Comerica Shares Slide 25% on Ripples from SVB Collapse

As the failure of Silicon Valley Bank spooks investors and depositors at regional banks across the country, Texas financiers are not immune.

Share prices of Dallas-based Comerica Bank fell to $42.61 on Monday, a decline of more than 25 percent on the day. Shares were trading for $58.81 at market close on Friday, but earlier that day, regulators shut down Silicon Valley Bank, marking the largest bank failure since the Great Recession. 

Comerica had $16.4 billion of commercial real estate loans on its books at the end of 2022, accounting for 31 percent of the bank’s total loans. The bank’s loans specifically for real estate developers increased $1.5 billion last year. On top of its commercial real estate financing, Comerica had $258 million in residential mortgage loans, according to SEC filings. 

Late last week, Citigroup analysts called Comerica one of the “best regional bank plays.” JPMorgan Chase gave the stock similarly strong marks, though analysts for Piper Sandler downgraded it to “neutral” in February.

The bank is diversified enough to remain liquid, and that other banks’ troubles are a result of being over-concentrated in certain asset types and areas, said Carmen Branch, a spokesperson for Comerica.

“We do not feel the recent events are reflective of the overall health of the banking industry,” Branch said. “Most regional banks — including Comerica — have a more diverse, stable and ‘sticky’ deposit base and remain well capitalized and highly liquid.”

“Comerica remains open for business as usual,” she said.

Elsewhere in Texas, publicly traded banks fared poorly. Shares of Independent Bank, based in McKinney, fell 9.3 percent on the day. Independent’s book is heavily dependent on real estate lending, with $7.8 billion in commercial real estate loans at year end. Cullen/Frost shares fell 12.6 percent on Monday, while Texas Capital Bank shares declined 15.9 percent. 
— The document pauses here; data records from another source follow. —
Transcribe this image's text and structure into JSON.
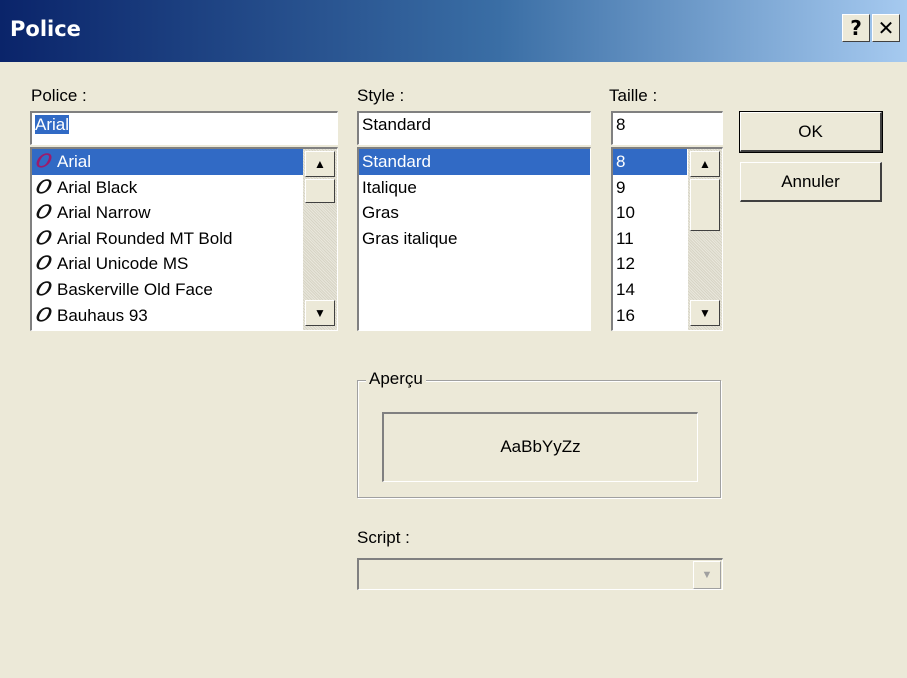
{
  "window": {
    "title": "Police",
    "help_label": "?",
    "close_label": "✕"
  },
  "font": {
    "label": "Police :",
    "value": "Arial",
    "items": [
      {
        "icon": "𝑂",
        "label": "Arial"
      },
      {
        "icon": "𝑂",
        "label": "Arial Black"
      },
      {
        "icon": "𝑂",
        "label": "Arial Narrow"
      },
      {
        "icon": "𝑂",
        "label": "Arial Rounded MT Bold"
      },
      {
        "icon": "𝑂",
        "label": "Arial Unicode MS"
      },
      {
        "icon": "𝑂",
        "label": "Baskerville Old Face"
      },
      {
        "icon": "𝑂",
        "label": "Bauhaus 93"
      }
    ]
  },
  "style": {
    "label": "Style :",
    "value": "Standard",
    "items": [
      "Standard",
      "Italique",
      "Gras",
      "Gras italique"
    ]
  },
  "size": {
    "label": "Taille :",
    "value": "8",
    "items": [
      "8",
      "9",
      "10",
      "11",
      "12",
      "14",
      "16"
    ]
  },
  "buttons": {
    "ok": "OK",
    "cancel": "Annuler"
  },
  "preview": {
    "label": "Aperçu",
    "sample": "AaBbYyZz"
  },
  "script": {
    "label": "Script :",
    "value": ""
  },
  "scroll": {
    "up": "▲",
    "down": "▼"
  }
}
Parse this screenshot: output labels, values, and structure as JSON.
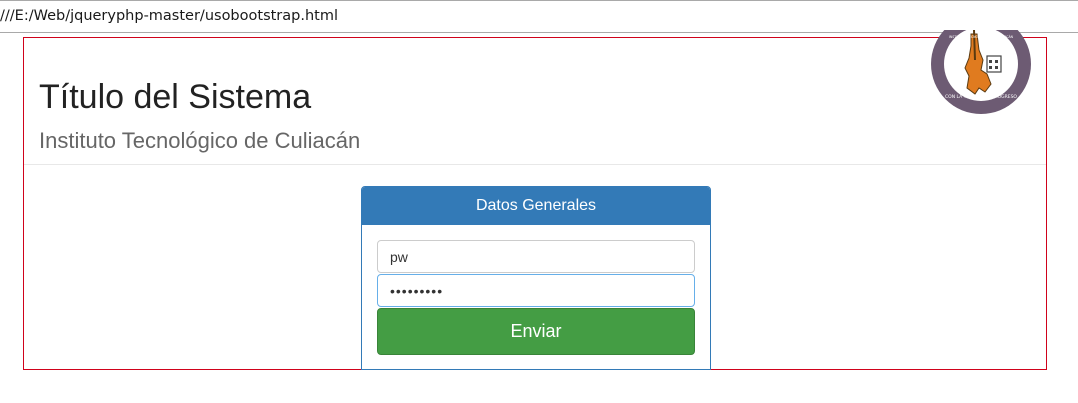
{
  "browser": {
    "url": "///E:/Web/jqueryphp-master/usobootstrap.html"
  },
  "header": {
    "title": "Título del Sistema",
    "subtitle": "Instituto Tecnológico de Culiacán",
    "logo": {
      "text_top": "INSTITUTO TECNOLÓGICO DE CULIACÁN",
      "text_bottom": "CON LA TÉCNICA AL PROGRESO",
      "ring_color": "#6d5b73",
      "figure_color": "#e07b1f"
    }
  },
  "panel": {
    "heading": "Datos Generales",
    "username_value": "pw",
    "password_value": "•••••••••",
    "submit_label": "Enviar",
    "heading_color": "#337ab7",
    "button_color": "#449d44"
  }
}
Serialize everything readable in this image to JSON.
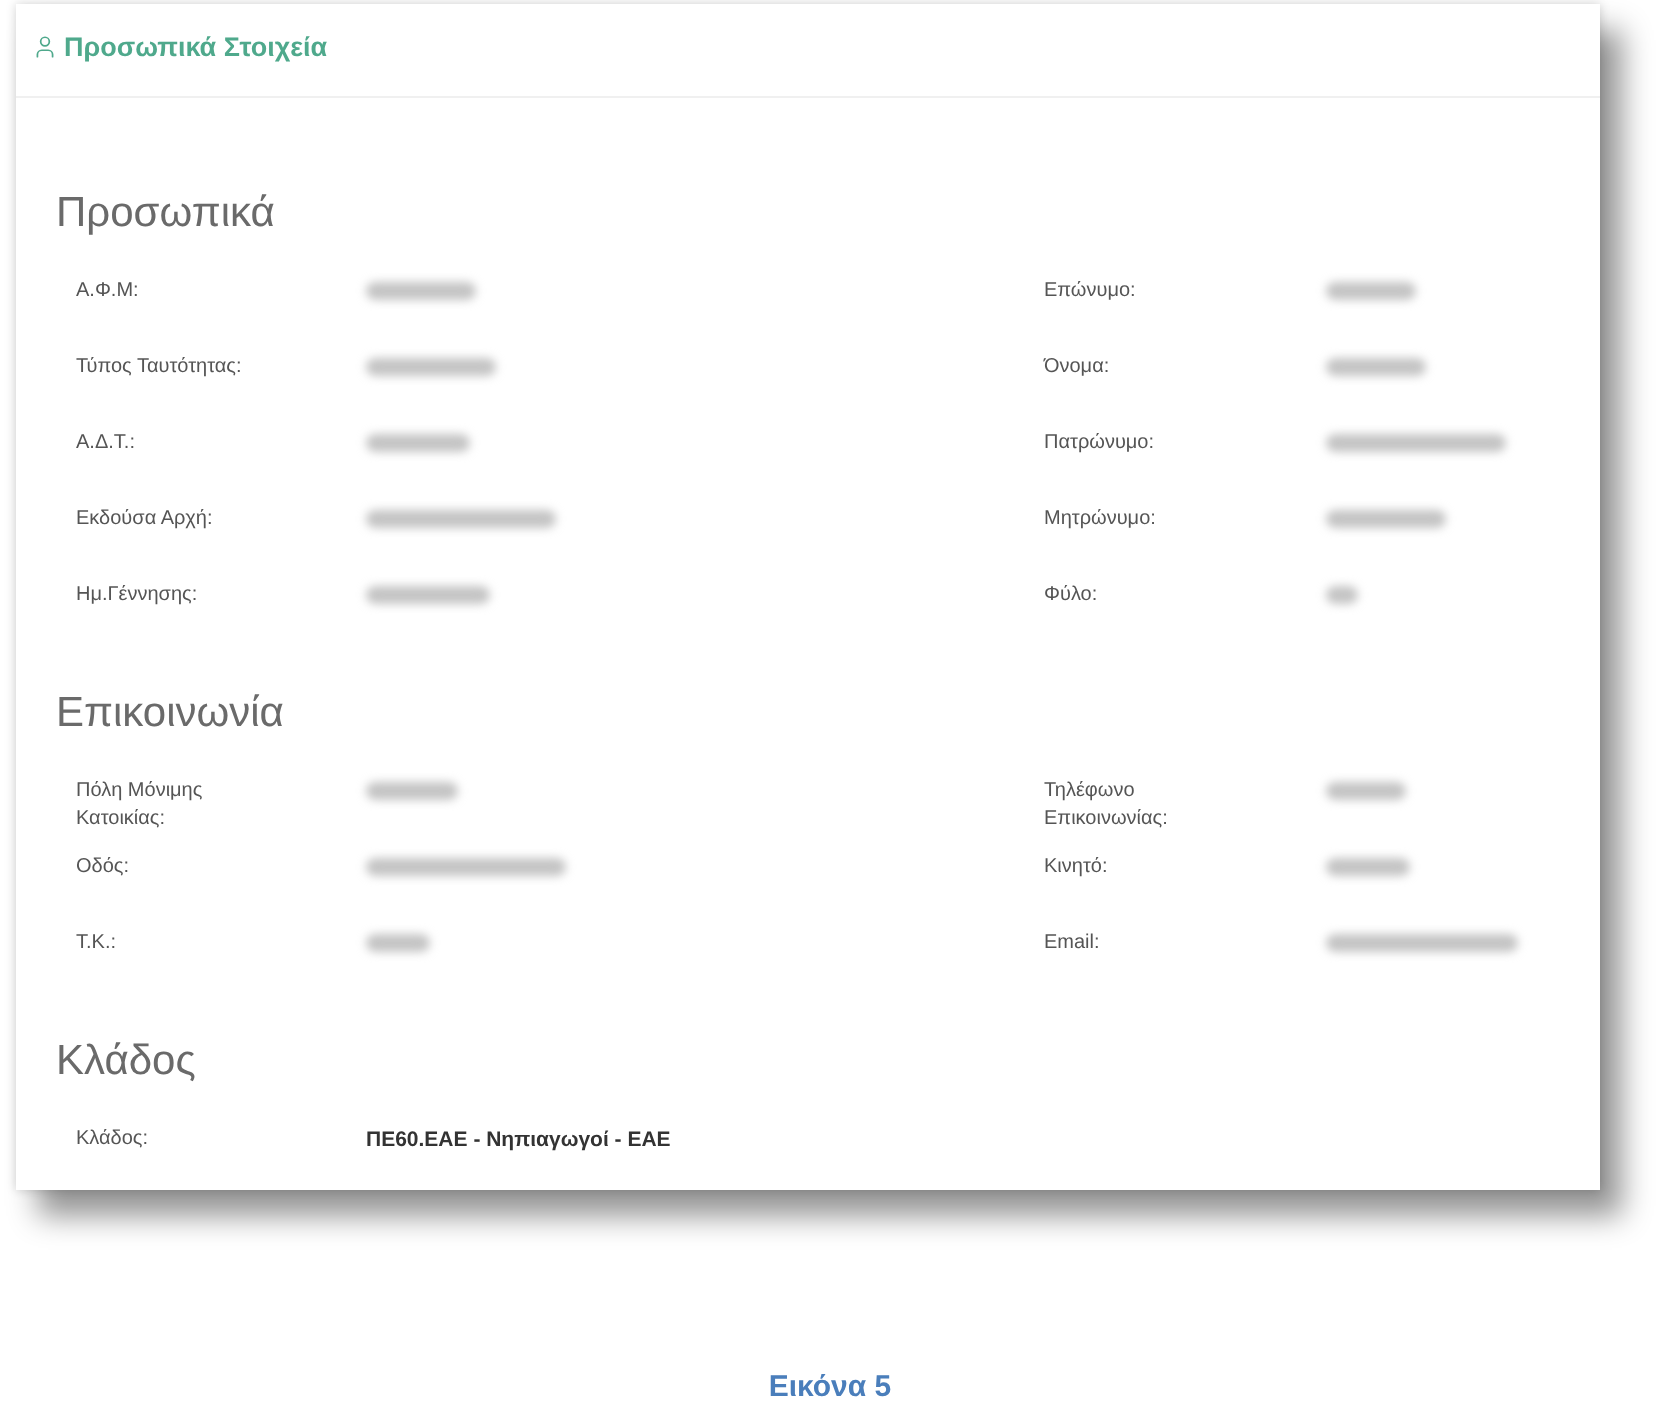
{
  "panel": {
    "title": "Προσωπικά Στοιχεία"
  },
  "sections": [
    {
      "heading": "Προσωπικά",
      "fields": [
        {
          "kind": "blurred",
          "label": "Α.Φ.Μ:"
        },
        {
          "kind": "blurred",
          "label": "Επώνυμο:"
        },
        {
          "kind": "blurred",
          "label": "Τύπος Ταυτότητας:"
        },
        {
          "kind": "blurred",
          "label": "Όνομα:"
        },
        {
          "kind": "blurred",
          "label": "Α.Δ.Τ.:"
        },
        {
          "kind": "blurred",
          "label": "Πατρώνυμο:"
        },
        {
          "kind": "blurred",
          "label": "Εκδούσα Αρχή:"
        },
        {
          "kind": "blurred",
          "label": "Μητρώνυμο:"
        },
        {
          "kind": "blurred",
          "label": "Ημ.Γέννησης:"
        },
        {
          "kind": "blurred",
          "label": "Φύλο:"
        }
      ]
    },
    {
      "heading": "Επικοινωνία",
      "fields": [
        {
          "kind": "blurred",
          "label": "Πόλη Μόνιμης Κατοικίας:"
        },
        {
          "kind": "blurred",
          "label": "Τηλέφωνο Επικοινωνίας:"
        },
        {
          "kind": "blurred",
          "label": "Οδός:"
        },
        {
          "kind": "blurred",
          "label": "Κινητό:"
        },
        {
          "kind": "blurred",
          "label": "Τ.Κ.:"
        },
        {
          "kind": "blurred",
          "label": "Email:"
        }
      ]
    },
    {
      "heading": "Κλάδος",
      "fields": [
        {
          "kind": "text",
          "label": "Κλάδος:",
          "value": "ΠΕ60.ΕΑΕ - Νηπιαγωγοί - ΕΑΕ"
        }
      ]
    }
  ],
  "caption": "Εικόνα 5"
}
It is still too soon to assess the extent of any potential contagion from Silicon Valley Bank’s failure. On Sunday, New York regulators shut down Signature Bank, a top multifamily lender in the state with about $36 billion in real estate loans. The government has assured depositors that Signature and Silicon Valley Bank customers will get their deposits back. 

Still, it wasn’t all doom for Texas lenders, as shares of Prosperity Bank, the Houston-based lender with $5 billion in commercial real estate loans, dipped just under 3 percent Monday.